O Homem Baile

Napalm Death derrama ruído incandescente sem dó

Em pouco mais de uma hora, grupo símbolo do grindcore destrói platéia no Circo Voador. Fotos: Michael Meneses/Divulgação.

Existem bandas que têm lugar certo pra tocar e casas de show que são a cara de algumas bandas. Assim é o Circo Voador com o Napalm Death, e por isso a noite de ontem foi mais que especial, mesmo para um público minguado, por força de uma promoção/divulgação canhestra. Mas quem compareceu não fez feio e se deliciou numa daquelas noites históricas, com direito a mosh liberado e muita roda de pogo. Convertido a um quarteto desde a saída do guitarrista Jesse Pintado, o Napalm Death, se perdeu em potência sonora, ao mesmo tempo ganhou em esporro e atitude dos integrantes remanescentes. Quando esteve no Brasil pela última vez, em maio de 2004, Pintado parecia mesmo só tocar por obrigação – o guitarrista viria a falecer no ano passado, vítima de complicações decorrentes da diabetes.

Barney e o público enlouquecido do Circo Voador

Barney e o público enlouquecido do Circo Voador

O som no talo (e de qualidade impecável) garantiu a audição de toda barulheira que impressionava até ao fã mais assíduo. Barney Greenway mantém a performance que o consagrou, caminhado propositalmente trôpego de um lado a outro do palco, soltando os vocais guturais que são referência na música extrema. No repertório, muitas músicas do disco mais recente, “Smear Campaign” (segundo Barney, fala sobre religião), do ano passado, anunciadas individualmente pelo vocalista, num esforço em mostrar o quanto elas são diferentes. Em geral mais longas, e parecidas até com a chamada nova onda do metal americano, contam com os estridentes backing vocals do guitarrista Mitch Harris. Músicas antigas como “Suffer The Children” também tiveram esse up grade. Não por acaso, ela foi anunciada depois de um singelo boa noite: “Somos o Napalm Death, para aqueles que ainda não perceberam”, disse, ainda carregando o típico sotaque inglês, num das poucas colheres de chá oferecidas.

O gente boa Shane Embury chegou a apertar a mão de um fã enquanto tocava

O gente boa Shane Embury chegou a apertar a mão de um fã enquanto tocava

Todos sacaram, sobretudo aqueles que não paravam de abrir rodas e de subir a se jogar de cima do palco.
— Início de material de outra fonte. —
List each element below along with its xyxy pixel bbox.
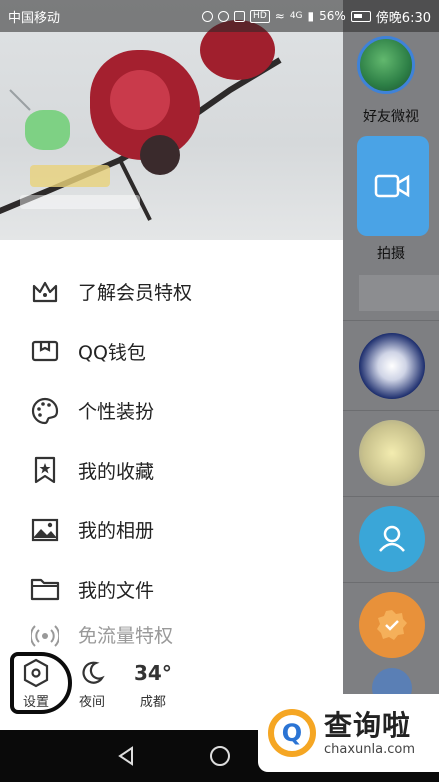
folder-icon <box>30 574 60 604</box>
wifi-icon: ≈ <box>274 9 285 23</box>
site-watermark: Q 查询啦 chaxunla.com <box>258 694 439 772</box>
shoot-label: 拍摄 <box>377 246 405 262</box>
menu-item-label: QQ钱包 <box>78 341 146 364</box>
mute-icon <box>234 10 246 22</box>
profile-cover[interactable] <box>0 0 343 240</box>
user-nickname[interactable] <box>30 165 110 187</box>
headphones-icon <box>202 10 214 22</box>
photo-icon <box>30 515 60 545</box>
weather-widget[interactable]: 34° 成都 <box>134 658 172 710</box>
side-drawer: 了解会员特权 QQ钱包 个性装扮 我的收藏 我的相册 我的文件 免流量特权 设置… <box>0 0 343 730</box>
location-icon <box>218 10 230 22</box>
badge-check-icon <box>377 610 407 640</box>
contacts-button[interactable] <box>359 506 425 572</box>
watermark-title: 查询啦 <box>324 708 412 742</box>
watermark-url: chaxunla.com <box>324 741 415 757</box>
network-type: 4G <box>289 11 303 21</box>
menu-item-album[interactable]: 我的相册 <box>0 500 343 560</box>
menu-item-label: 我的收藏 <box>78 460 155 483</box>
broadcast-icon <box>30 621 60 649</box>
menu-item-vip[interactable]: 了解会员特权 <box>0 262 343 322</box>
weather-city: 成都 <box>139 695 166 710</box>
menu-item-label: 了解会员特权 <box>78 282 193 305</box>
menu-item-label: 个性装扮 <box>78 401 155 424</box>
battery-icon <box>350 10 371 22</box>
menu-item-free-data[interactable]: 免流量特权 <box>0 619 343 649</box>
crown-icon <box>30 277 60 307</box>
night-mode-button[interactable]: 夜间 <box>78 658 106 710</box>
menu-item-wallet[interactable]: QQ钱包 <box>0 322 343 382</box>
video-camera-icon <box>374 174 410 198</box>
menu-item-label: 免流量特权 <box>78 625 174 647</box>
menu-item-favorites[interactable]: 我的收藏 <box>0 441 343 501</box>
badge-button[interactable] <box>359 592 425 658</box>
clock: 傍晚6:30 <box>375 10 431 26</box>
status-icons: HD ≈ 4G ▮ 56% 傍晚6:30 <box>202 7 431 26</box>
back-icon[interactable] <box>116 745 138 767</box>
home-icon[interactable] <box>209 745 231 767</box>
search-bar[interactable] <box>359 275 439 311</box>
person-icon <box>379 525 405 552</box>
signal-icon: ▮ <box>307 9 315 23</box>
friends-video-label[interactable]: 好友微视 <box>343 106 439 126</box>
menu-item-theme[interactable]: 个性装扮 <box>0 381 343 441</box>
watermark-logo: Q <box>268 709 316 757</box>
night-label: 夜间 <box>78 695 105 710</box>
shoot-button[interactable] <box>357 136 429 236</box>
battery-percent: 56% <box>319 9 346 23</box>
right-panel: 好友微视 拍摄 <box>343 0 439 730</box>
moon-icon <box>82 661 105 684</box>
contact-avatar[interactable] <box>359 420 425 486</box>
menu-item-label: 我的文件 <box>78 579 155 602</box>
carrier-label: 中国移动 <box>8 10 61 26</box>
menu-item-label: 我的相册 <box>78 520 155 543</box>
weather-temperature: 34° <box>134 661 172 685</box>
group-avatar[interactable] <box>359 333 425 399</box>
drawer-menu: 了解会员特权 QQ钱包 个性装扮 我的收藏 我的相册 我的文件 免流量特权 <box>0 262 343 649</box>
hd-badge: HD <box>250 9 270 23</box>
highlight-annotation <box>10 652 72 714</box>
bookmark-star-icon <box>30 455 60 485</box>
status-bar: 中国移动 HD ≈ 4G ▮ 56% 傍晚6:30 <box>0 0 439 32</box>
menu-item-files[interactable]: 我的文件 <box>0 560 343 620</box>
user-signature <box>20 195 140 209</box>
wallet-icon <box>30 336 60 366</box>
user-avatar[interactable] <box>25 110 70 150</box>
palette-icon <box>30 396 60 426</box>
friend-avatar[interactable] <box>357 36 415 94</box>
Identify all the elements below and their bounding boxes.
Diversão da maioria, alguns acabaram importunando Mitch Harris, que chegou a dar uns trancos aqui e acolá, e a gerar reclamações por parte de Barney, que viu suas garrafas de água desaparecerem. Já o simpático baixista Shane Embury chegou a parar de tocar por um instante para atender a mão estendida de um fã em pleno show de uma das bandas mais velozes e agressivas em todos os tempos. Dentre as antigas se destacaram (e houve quem reconhecesse) a justíssima “Lie” e “Scum”, faixa-título de um álbum único da história da música, gravado por uma banda que não tinha na formação nenhum dos integrantes de hoje. Do mesmo disco, eles guardaram para o bis “Siege Of Power” e a já quase deles “Nazi Punks Fuck Off”, do Dead Kennedys, de tanto que cantam nos shows.

Os estridentes backing vocals de Mitch Harris marcam as músicas mais recentes do Napalm Death

Os estridentes backing vocals de Mitch Harris marcam as músicas mais recentes do Napalm Death

Para uma banda cujo som se baseia essencialmente no dueto violência/agressividade, não deixa de ser estranho a simpatia de Barney, todas as vezes que falou com o público. Mais ainda a adoção do lema hippie “peace for you all”, repetido no final do set, ao acender das luzes. Mas a cena mais curiosa, vista por todos que estavam nas arquibancadas, foi a de um roadie peso pesado abrindo o case do baixo de Shane Embury antes mesmo de a última música terminar. Foi só o último ruído ecoar para ele guardar e carregar o instrumento, saido à francesa do palco, seguido pelo emburrado Harris. O retrato perfeito de uma banda que nasceu para ser underground pra sempre e não está nem aí pra isso. Os ouvidos - zunindo até agora - agradecem.